Prognosis for Ischemic Stroke

Stroke severity and progression are often assessed using standardized measures such as the National Institutes of Health (NIH) Stroke Scale (see table The National Institutes of Health Stroke Scale); the score on this scale correlates with extent of functional impairment and prognosis. During the first days, progression and outcome can be difficult to predict. Older age, impaired consciousness, aphasia, and brain stem signs suggest a poor prognosis. Early improvement and younger age suggest a favorable prognosis.

Clinical Calculators

About 50% of patients with moderate or severe hemiplegia and most with milder deficits have a clear sensorium and eventually can take care of their basic needs and walk adequately. Complete neurologic recovery occurs in about 10%. Use of the affected limb is usually limited, and most deficits that remain after 12 months are permanent. Patients who have had a stroke are at high risk of subsequent strokes and each tends to worsen neurologic function. About 25% of patients who recover from a first stroke have another stroke within 5 years.

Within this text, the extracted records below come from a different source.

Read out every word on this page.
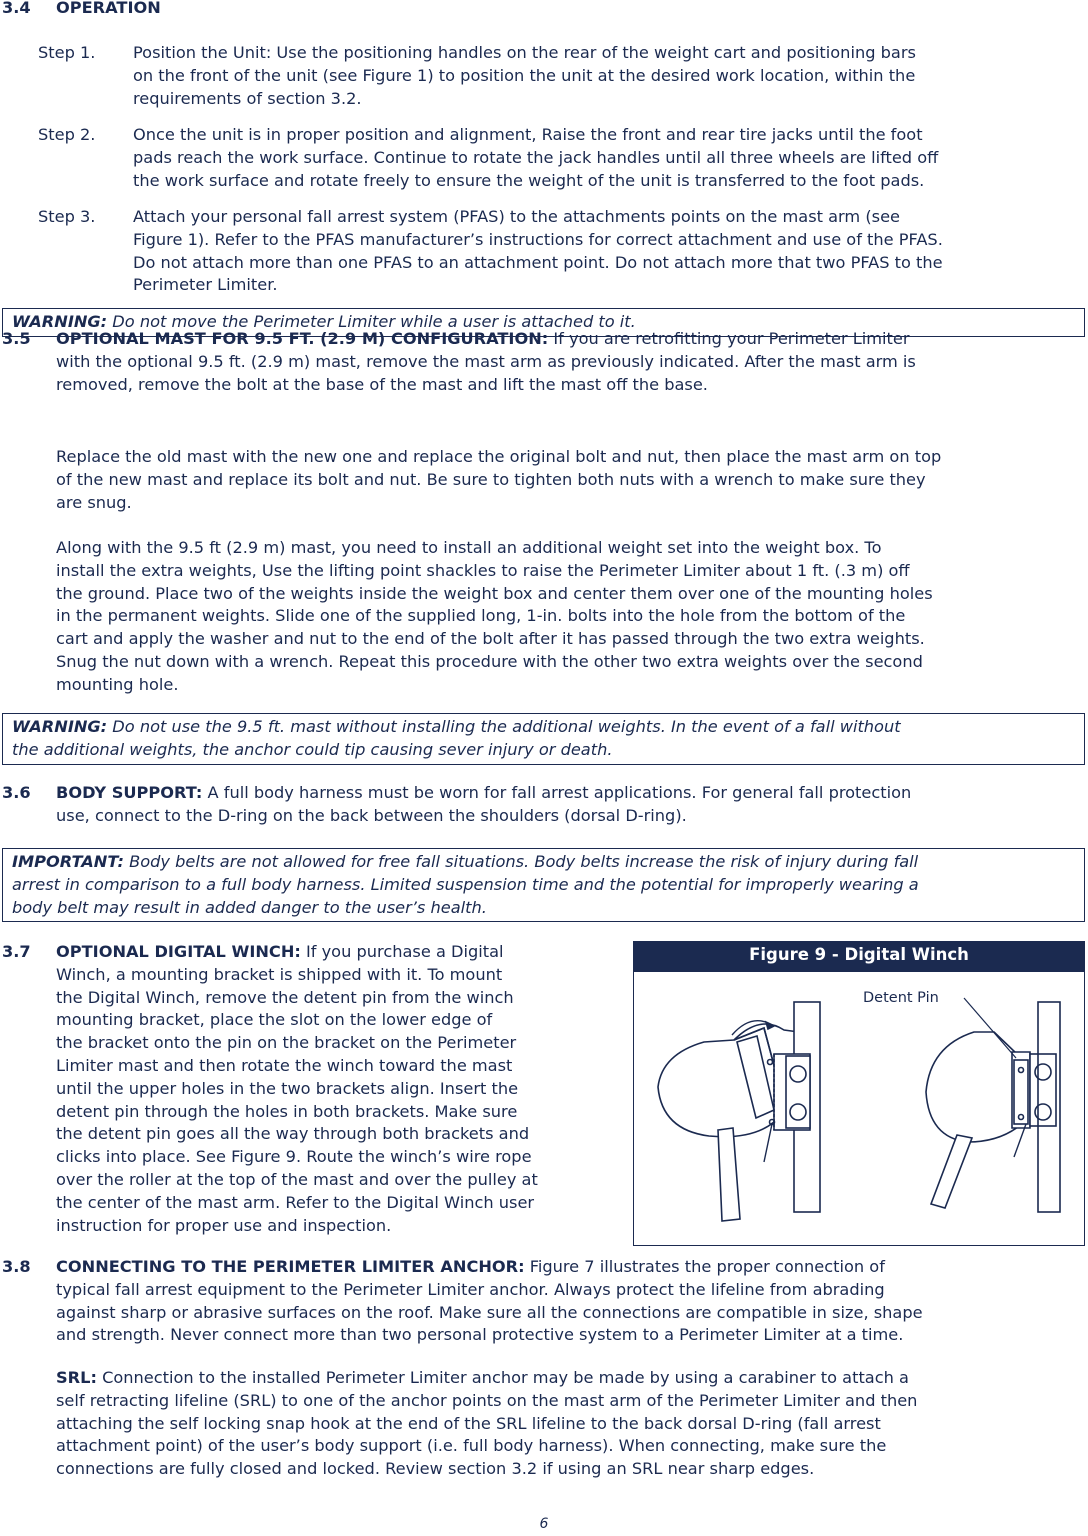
3.4 OPERATION
Step 1. Position the Unit: Use the positioning handles on the rear of the weight cart and positioning bars
on the front of the unit (see Figure 1) to position the unit at the desired work location, within the
requirements of section 3.2.
Step 2. Once the unit is in proper position and alignment, Raise the front and rear tire jacks until the foot
pads reach the work surface. Continue to rotate the jack handles until all three wheels are lifted off
the work surface and rotate freely to ensure the weight of the unit is transferred to the foot pads.
Step 3. Attach your personal fall arrest system (PFAS) to the attachments points on the mast arm (see
Figure 1). Refer to the PFAS manufacturer’s instructions for correct attachment and use of the PFAS.
Do not attach more than one PFAS to an attachment point. Do not attach more that two PFAS to the
Perimeter Limiter.
WARNING: Do not move the Perimeter Limiter while a user is attached to it.
3.5 OPTIONAL MAST FOR 9.5 FT. (2.9 M) CONFIGURATION: If you are retrofitting your Perimeter Limiter
with the optional 9.5 ft. (2.9 m) mast, remove the mast arm as previously indicated. After the mast arm is
removed, remove the bolt at the base of the mast and lift the mast off the base.
Replace the old mast with the new one and replace the original bolt and nut, then place the mast arm on top
of the new mast and replace its bolt and nut. Be sure to tighten both nuts with a wrench to make sure they
are snug.
Along with the 9.5 ft (2.9 m) mast, you need to install an additional weight set into the weight box. To
install the extra weights, Use the lifting point shackles to raise the Perimeter Limiter about 1 ft. (.3 m) off
the ground. Place two of the weights inside the weight box and center them over one of the mounting holes
in the permanent weights. Slide one of the supplied long, 1-in. bolts into the hole from the bottom of the
cart and apply the washer and nut to the end of the bolt after it has passed through the two extra weights.
Snug the nut down with a wrench. Repeat this procedure with the other two extra weights over the second
mounting hole.
WARNING: Do not use the 9.5 ft. mast without installing the additional weights. In the event of a fall without
the additional weights, the anchor could tip causing sever injury or death.
3.6 BODY SUPPORT: A full body harness must be worn for fall arrest applications. For general fall protection
use, connect to the D-ring on the back between the shoulders (dorsal D-ring).
IMPORTANT: Body belts are not allowed for free fall situations. Body belts increase the risk of injury during fall
arrest in comparison to a full body harness. Limited suspension time and the potential for improperly wearing a
body belt may result in added danger to the user’s health.
3.7 OPTIONAL DIGITAL WINCH: If you purchase a Digital
Winch, a mounting bracket is shipped with it. To mount
the Digital Winch, remove the detent pin from the winch
mounting bracket, place the slot on the lower edge of
the bracket onto the pin on the bracket on the Perimeter
Limiter mast and then rotate the winch toward the mast
until the upper holes in the two brackets align. Insert the
detent pin through the holes in both brackets. Make sure
the detent pin goes all the way through both brackets and
clicks into place. See Figure 9. Route the winch’s wire rope
over the roller at the top of the mast and over the pulley at
the center of the mast arm. Refer to the Digital Winch user
instruction for proper use and inspection.
Figure 9 - Digital Winch
Detent Pin
3.8 CONNECTING TO THE PERIMETER LIMITER ANCHOR: Figure 7 illustrates the proper connection of
typical fall arrest equipment to the Perimeter Limiter anchor. Always protect the lifeline from abrading
against sharp or abrasive surfaces on the roof. Make sure all the connections are compatible in size, shape
and strength. Never connect more than two personal protective system to a Perimeter Limiter at a time.
SRL: Connection to the installed Perimeter Limiter anchor may be made by using a carabiner to attach a
self retracting lifeline (SRL) to one of the anchor points on the mast arm of the Perimeter Limiter and then
attaching the self locking snap hook at the end of the SRL lifeline to the back dorsal D-ring (fall arrest
attachment point) of the user’s body support (i.e. full body harness). When connecting, make sure the
connections are fully closed and locked. Review section 3.2 if using an SRL near sharp edges.
6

After an ischemic stroke, about 20% of patients die in the hospital; mortality rate increases with age.

Key Points

  • Differentiate ischemic stroke from mimics (eg, postictal paralysis, hemiplegic migraine, CNS infections, functional neurologic disorders).

  • Although clinical differentiation is imprecise, some clues to help differentiate between common types of stroke include symptom progression (maximal deficits within minutes of onset with embolic versus sometimes stepwise or slow onset with thrombotic), time of onset (day with embolic versus night with thrombotic), and type of deficits (eg, specific syndromes and absence of cortical signs with lacunar infarcts).

  • Test patients for cardiac causes (including atrial fibrillation) and arterial stenosis (with vascular imaging), and do blood tests (eg, for thrombotic, rheumatic, and other disorders) as indicated.

  • In general, do not aggressively reduce BP soon after acute ischemic stroke.

  • To determine eligibility for tPA, use a checklist and, when available, consult an expert, either in person or via telemedicine.

  • To optimize the salvage of penumbral tissue, begin indicated thrombolytic therapy or mechanical thrombectomy as soon as possible ("time is brain").

  • To prevent future ischemic strokes, control modifiable risk factors and treat, when appropriate, with antiplatelet therapy, statin therapy, and/or endarterectomy or stenting.